Tuesday, October 26, 2004

Humans, the superorganism

Via Follow Me Here, this interesting scientific note: our bodies contain hundreds of species of bacteria and other microorganisms that we peacefully coexist with; in fact, on a cell-by-cell basis, they outnumber our actual human cells. Some British scientists are arguing that we need to start taking this situation into account when thinking about medical interventions. For one thing, some bacteria make us less susceptible to certain diseases, so killing them indiscriminately could be a problem; furthermore, their presence can affect how we digest medicines and how effective they are systemically.
The Imperial College research demonstrates what many -- from X Files stalwarts to UFO fanatics -- have long claimed: We are not alone.
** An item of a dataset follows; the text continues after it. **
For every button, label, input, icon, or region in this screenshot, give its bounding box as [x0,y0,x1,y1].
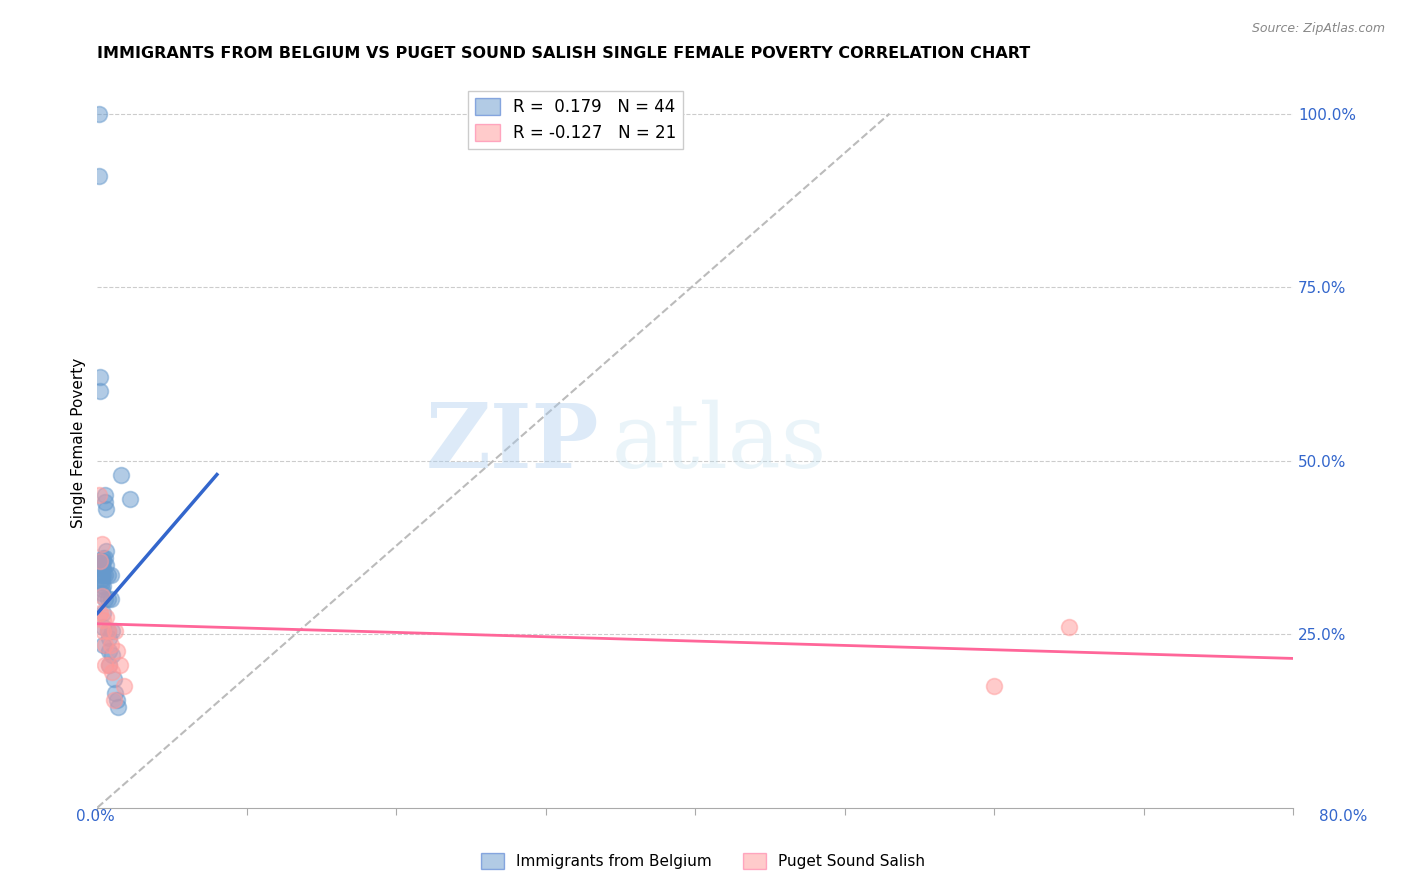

Specifically, the human genome does not carry enough information on its own to determine key elements of our own biology.
Should be an interesting avenue of future research! The superorganism!

1 comment:

Max said...

Lynn Margulis, one-time University of Chicago student and MacArthur recipient notes in an article from In Context that " ...Fully 10 percent of our own dry weight consists of bacteria, some of which - like those in our intestines that produce vitamin B12 - we cannot live without." (http://www.context.org/ICLIB/IC34/Margulis.htm) A scientific loner who has done a huge amount of work on co-evolution in microorganisms, she was one of the early proponents of symbiosis as the answer to the question of eukaryotic emergence. Couple this idea with Leo Buss's ideas about metazoans (loosely summarized as societies of self-promoting cells) and the superorganism of which she speaks is really a kind of federation...where the human body, taken sterile, is a kind of nation state.

It also reasserts a very key issue in evolutionary biology: how do symbiotic systems, perhaps all systems, pass information between the components such that they evolve coherently (I ain't much of an Occam fan on this point)?